Extract entities from text with improved efficiency using only base R
Source:R/text_preprocessing.R
extract_entities_workflow.Rd
This function provides a complete workflow for extracting entities from text using dictionaries from multiple sources, with improved performance and robust error handling.
Usage
extract_entities_workflow(
text_data,
text_column = "abstract",
entity_types = c("disease", "drug", "gene"),
dictionary_sources = c("local", "mesh", "umls"),
additional_mesh_queries = NULL,
sanitize = TRUE,
api_key = NULL,
custom_dictionary = NULL,
max_terms_per_type = 200,
verbose = TRUE,
batch_size = 500,
parallel = FALSE,
num_cores = 2,
cache_dictionaries = TRUE
)
Arguments
- text_data
A data frame containing article text data.
- text_column
Name of the column containing text to process.
- entity_types
Character vector of entity types to include.
- dictionary_sources
Character vector of sources for entity dictionaries.
- additional_mesh_queries
Named list of additional MeSH queries.
- sanitize
Logical. If TRUE, sanitizes dictionaries before extraction.
- api_key
API key for UMLS access (if "umls" is in dictionary_sources).
- custom_dictionary
A data frame containing custom dictionary entries to incorporate into the entity extraction process.
- max_terms_per_type
Maximum number of terms to fetch per entity type.

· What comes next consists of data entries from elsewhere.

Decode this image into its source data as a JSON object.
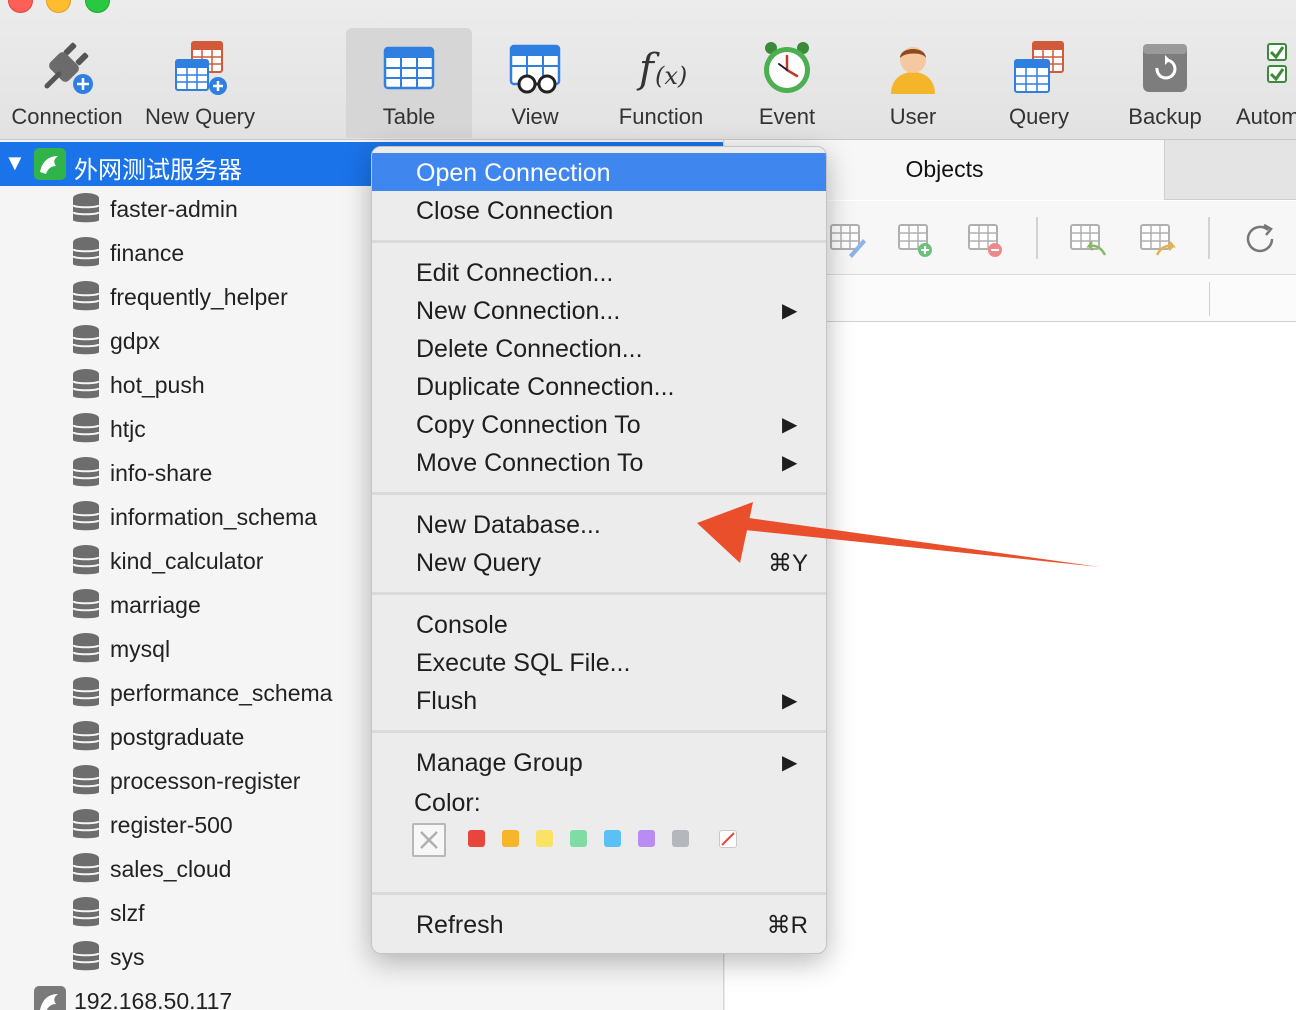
{
  "toolbar": {
    "items": [
      {
        "label": "Connection",
        "icon": "plug-add-icon"
      },
      {
        "label": "New Query",
        "icon": "new-query-icon"
      },
      {
        "label": "Table",
        "icon": "table-icon",
        "active": true
      },
      {
        "label": "View",
        "icon": "view-icon"
      },
      {
        "label": "Function",
        "icon": "function-icon"
      },
      {
        "label": "Event",
        "icon": "clock-icon"
      },
      {
        "label": "User",
        "icon": "user-icon"
      },
      {
        "label": "Query",
        "icon": "query-icon"
      },
      {
        "label": "Backup",
        "icon": "backup-icon"
      },
      {
        "label": "Autom",
        "icon": "automation-icon"
      }
    ]
  },
  "sidebar": {
    "connection": {
      "name": "外网测试服务器",
      "expanded": true
    },
    "databases": [
      "faster-admin",
      "finance",
      "frequently_helper",
      "gdpx",
      "hot_push",
      "htjc",
      "info-share",
      "information_schema",
      "kind_calculator",
      "marriage",
      "mysql",
      "performance_schema",
      "postgraduate",
      "processon-register",
      "register-500",
      "sales_cloud",
      "slzf",
      "sys"
    ],
    "connection2": {
      "name": "192.168.50.117"
    }
  },
  "right_pane": {
    "tab_label": "Objects"
  },
  "context_menu": {
    "items": [
      {
        "label": "Open Connection",
        "highlighted": true
      },
      {
        "label": "Close Connection"
      },
      {
        "label": "Edit Connection..."
      },
      {
        "label": "New Connection...",
        "submenu": true
      },
      {
        "label": "Delete Connection..."
      },
      {
        "label": "Duplicate Connection..."
      },
      {
        "label": "Copy Connection To",
        "submenu": true
      },
      {
        "label": "Move Connection To",
        "submenu": true
      },
      {
        "label": "New Database..."
      },
      {
        "label": "New Query",
        "shortcut": "⌘Y"
      },
      {
        "label": "Console"
      },
      {
        "label": "Execute SQL File..."
      },
      {
        "label": "Flush",
        "submenu": true
      },
      {
        "label": "Manage Group",
        "submenu": true
      },
      {
        "label": "Refresh",
        "shortcut": "⌘R"
      }
    ],
    "arrow_glyph": "▶",
    "color_label": "Color:",
    "colors": [
      "#e8453c",
      "#f7b52c",
      "#f9e264",
      "#7fdca4",
      "#5bc0f5",
      "#b98cf2",
      "#b4b8bd"
    ]
  },
  "annotation": {
    "color": "#ea4f2c"
  }
}
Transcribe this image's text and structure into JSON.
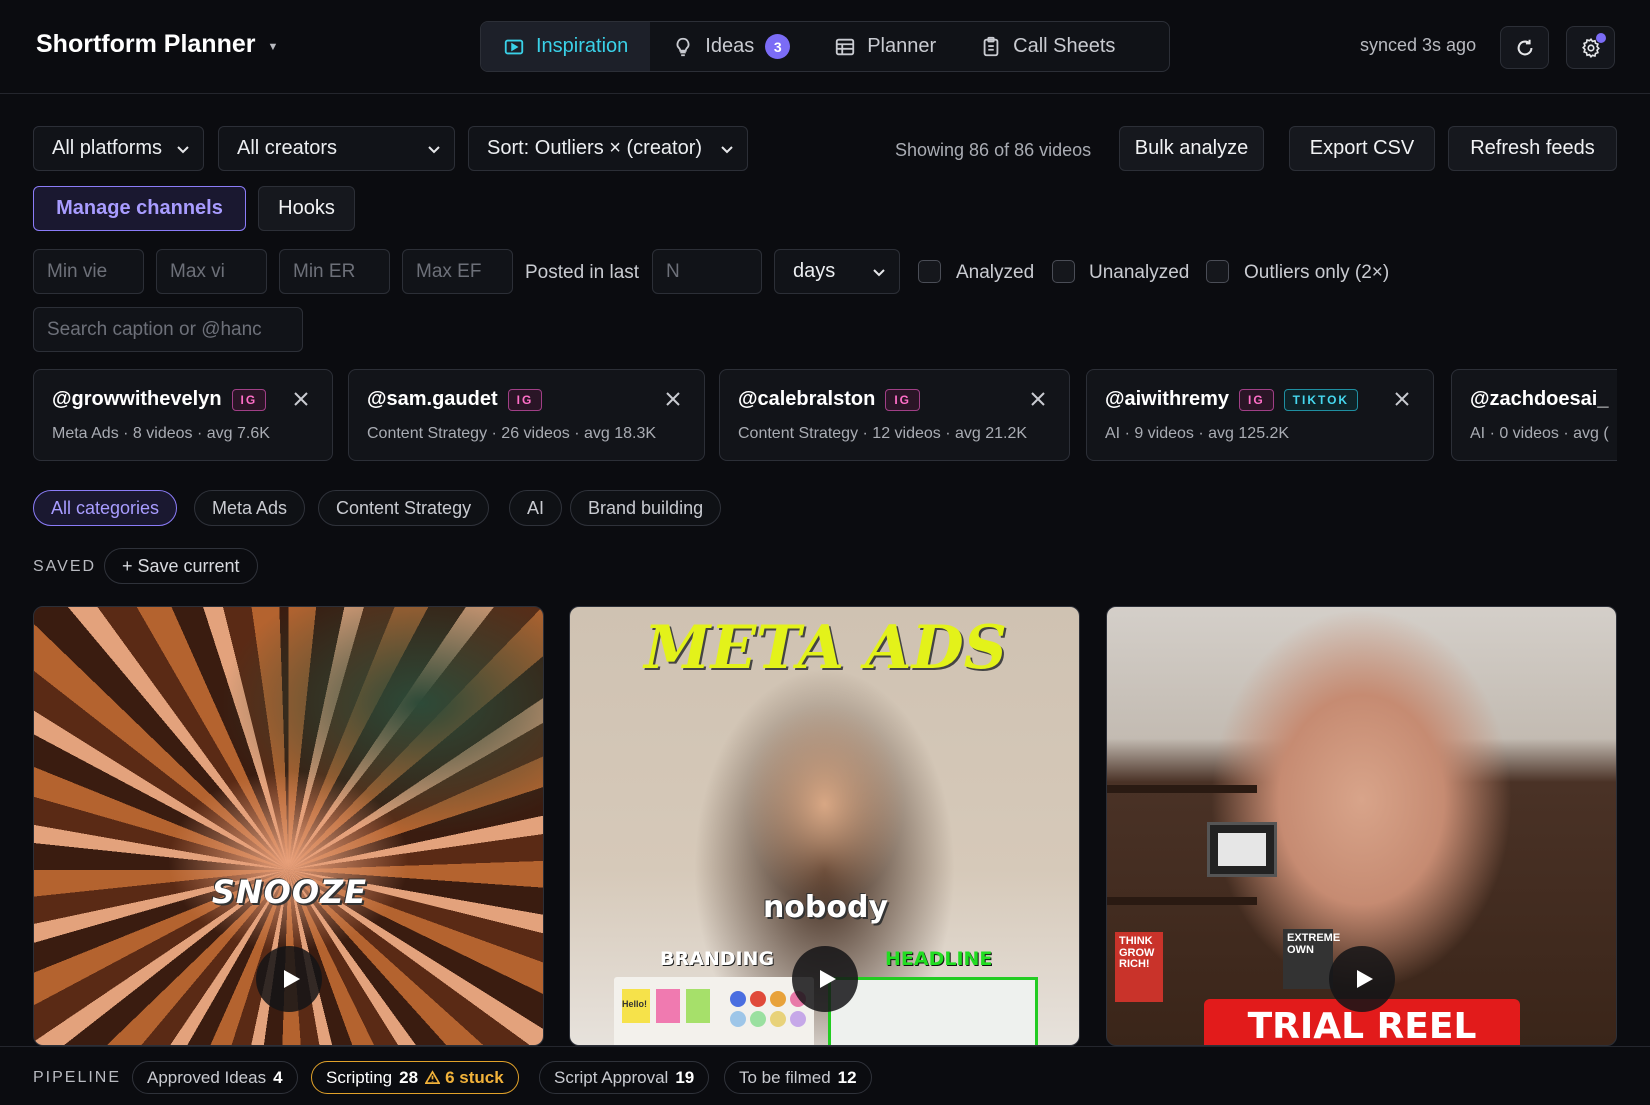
{
  "app": {
    "title": "Shortform Planner"
  },
  "tabs": [
    {
      "label": "Inspiration",
      "icon": "play-square-icon",
      "active": true
    },
    {
      "label": "Ideas",
      "icon": "lightbulb-icon",
      "badge": "3"
    },
    {
      "label": "Planner",
      "icon": "table-icon"
    },
    {
      "label": "Call Sheets",
      "icon": "clipboard-icon"
    }
  ],
  "sync": {
    "text": "synced 3s ago"
  },
  "filters": {
    "platform": "All platforms",
    "creator": "All creators",
    "sort": "Sort: Outliers × (creator)",
    "showing": "Showing 86 of 86 videos",
    "bulk_analyze": "Bulk analyze",
    "export_csv": "Export CSV",
    "refresh_feeds": "Refresh feeds",
    "manage_channels": "Manage channels",
    "hooks": "Hooks",
    "min_views_placeholder": "Min vie",
    "max_views_placeholder": "Max vi",
    "min_er_placeholder": "Min ER",
    "max_er_placeholder": "Max EF",
    "posted_in_last": "Posted in last",
    "n_placeholder": "N",
    "days": "days",
    "analyzed": "Analyzed",
    "unanalyzed": "Unanalyzed",
    "outliers_only": "Outliers only (2×)",
    "search_placeholder": "Search caption or @hanc"
  },
  "channels": [
    {
      "handle": "@growwithevelyn",
      "tags": [
        "IG"
      ],
      "meta": "Meta Ads · 8 videos · avg 7.6K"
    },
    {
      "handle": "@sam.gaudet",
      "tags": [
        "IG"
      ],
      "meta": "Content Strategy · 26 videos · avg 18.3K"
    },
    {
      "handle": "@calebralston",
      "tags": [
        "IG"
      ],
      "meta": "Content Strategy · 12 videos · avg 21.2K"
    },
    {
      "handle": "@aiwithremy",
      "tags": [
        "IG",
        "TIKTOK"
      ],
      "meta": "AI · 9 videos · avg 125.2K"
    },
    {
      "handle": "@zachdoesai_",
      "tags": [],
      "meta": "AI · 0 videos · avg ("
    }
  ],
  "categories": [
    "All categories",
    "Meta Ads",
    "Content Strategy",
    "AI",
    "Brand building"
  ],
  "saved": {
    "label": "SAVED",
    "save_current": "+ Save current"
  },
  "videos": [
    {
      "overlay": "SNOOZE"
    },
    {
      "overlay_top": "META ADS",
      "overlay_mid": "nobody",
      "label_left": "BRANDING",
      "label_right": "HEADLINE",
      "sticky_text": "Hello!"
    },
    {
      "overlay": "TRIAL REEL",
      "book_text": "THINK GROW RICH!",
      "book2_text": "EXTREME OWN"
    }
  ],
  "pipeline": {
    "label": "PIPELINE",
    "stages": [
      {
        "name": "Approved Ideas",
        "count": "4"
      },
      {
        "name": "Scripting",
        "count": "28",
        "stuck": "6 stuck"
      },
      {
        "name": "Script Approval",
        "count": "19"
      },
      {
        "name": "To be filmed",
        "count": "12"
      }
    ]
  },
  "colors": {
    "accent": "#3ad1e8",
    "purple": "#7b6cf6",
    "warning": "#e0a12a",
    "ig": "#ff6fc8",
    "tiktok": "#46d8ef"
  }
}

Default is 200.
- verbose
Logical. If TRUE, prints detailed progress information.
- batch_size
Number of documents to process in a single batch. Default is 500.
- parallel
Logical. If TRUE, uses parallel processing when available. Default is FALSE.
- num_cores
Number of cores to use for parallel processing. Default is 2.
- cache_dictionaries
Logical. If TRUE, caches dictionaries for faster reuse. Default is TRUE.